A number of organisational issues must be handled at the level of the partnership, for reasons of effectiveness and efficiency. These concern the distribution of responsibilities and tasks within the partnership (e.g., maintaining the technical facilities of the virtual campus, managing the content of the website, hosting meetings etc). Other issues requiring a collective approach are promotional activities for the expansion of the partnership, selection of new partners, formal agreements, scheduling of the courses in the academic year and regular evaluation of the virtual campus.

Sustainability of the VCSE Virtual Campus model

We expect that the distribution of responsibilities following the principle of subsidiarity as outlined above will result in a sustainable virtual campus model. The pillars of durable success will not be the top-down obligations arising from formal high-level agreements, but the bottom-up assurance of educational quality, financial viability and accessibility to new partners.

Educational quality is assured through various mechanisms. The VCSE partnership selects and invites promising potential new partners to central demonstration workshops and, based on an evaluation of their presentations and course offerings, invites them to join the VCSE. It is the responsibility of the teaching staff at the home university to decide which VCSE courses they offer to their students. They can base their decision on their personal evaluation of all VCSE courses offered, as they have full access to these courses. For each VCSE course, the participating students fill in evaluation questionnaires, and the outcome is discussed by the partnership and used for course improvement.

The VCSE organizational model minimizes out-of-pocket costs by following a ‘quid pro quo’ approach, based on an exchange of courses, students and know-how on e-learning. External subsidies are only needed to get the virtual campus started, that is, to develop the concept, to form a core group of partners, to develop the virtual campus web and to attract new partners. In principle, the partners are expected to strike a certain balance between incoming and outgoing students and to prevent an excessive teaching or tutoring load, e.g., by setting a maximum to the number of foreign students per course. However, this balance will probably not be maintained very strictly, as in many of the courses offered foreign students are not seen as a burden, but as a necessity to create internationally mixed student teams. By handling course and student-related matters as much as possible at the local level of the host and home universities, respectively, formalities at the level of the virtual campus partnership can be kept to a minimum, which enhances the accessibility to new university partners as well as to students.
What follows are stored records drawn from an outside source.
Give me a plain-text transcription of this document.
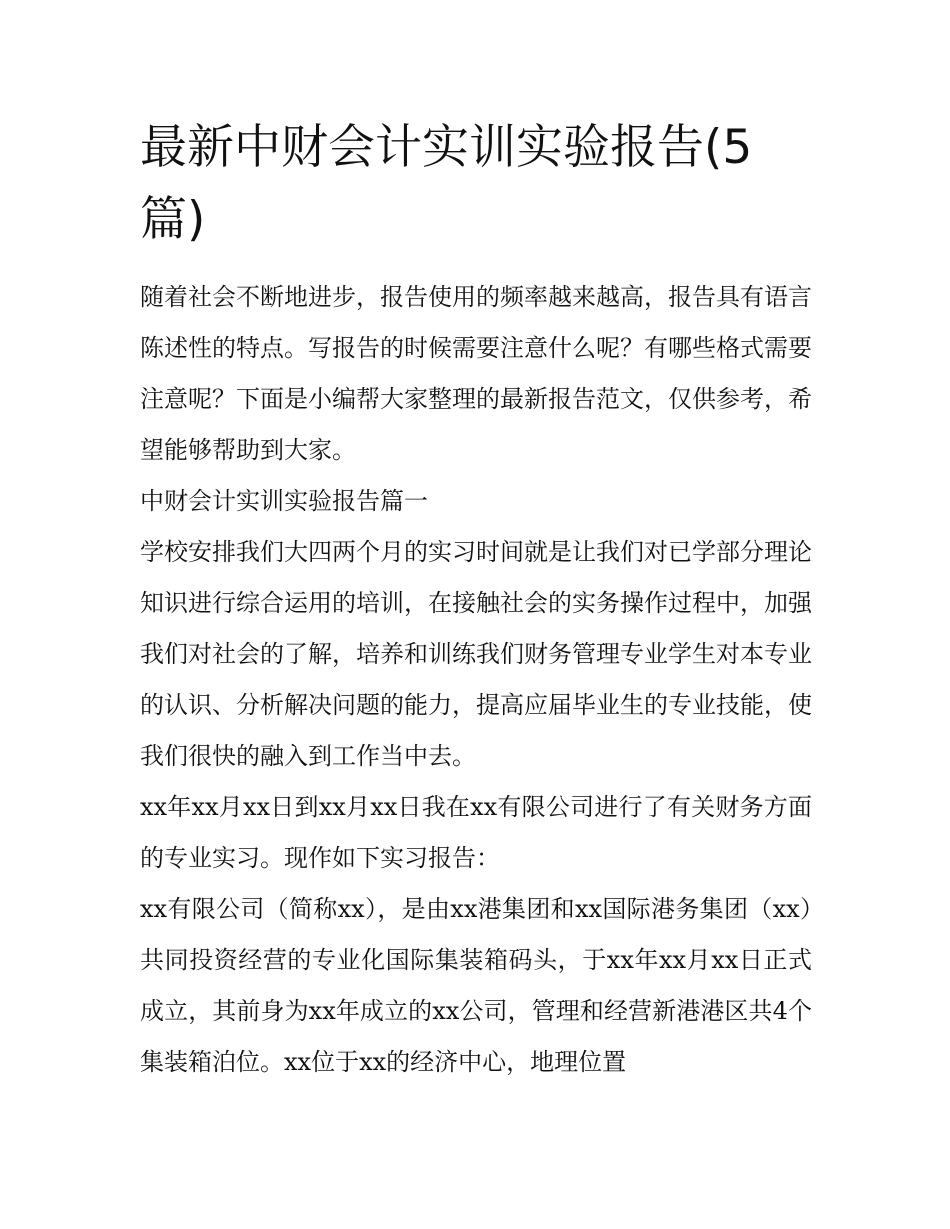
最新中财会计实训实验报告(5篇)

随着社会不断地进步，报告使用的频率越来越高，报告具有语言陈述性的特点。写报告的时候需要注意什么呢？有哪些格式需要注意呢？下面是小编帮大家整理的最新报告范文，仅供参考，希望能够帮助到大家。

中财会计实训实验报告篇一

学校安排我们大四两个月的实习时间就是让我们对已学部分理论知识进行综合运用的培训，在接触社会的实务操作过程中，加强我们对社会的了解，培养和训练我们财务管理专业学生对本专业的认识、分析解决问题的能力，提高应届毕业生的专业技能，使我们很快的融入到工作当中去。

xx年xx月xx日到xx月xx日我在xx有限公司进行了有关财务方面的专业实习。现作如下实习报告：

xx有限公司（简称xx），是由xx港集团和xx国际港务集团（xx）共同投资经营的专业化国际集装箱码头，于xx年xx月xx日正式成立，其前身为xx年成立的xx公司，管理和经营新港港区共4个集装箱泊位。xx位于xx的经济中心，地理位置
The use of open-source software for the virtual campus web, as discussed in more detail in the next section (2.3), contributes to these factors. Educational quality and accessibility are supported by providing new partners with a fully equipped e-learning platform in Moodle for free, including and intranet with extensive collaboration options for educational staff. Open software also allows each partner to contribute to the continuous improvement of the virtual campus web. Financial costs are kept low as there are no user restrictions in terms of time and quantity.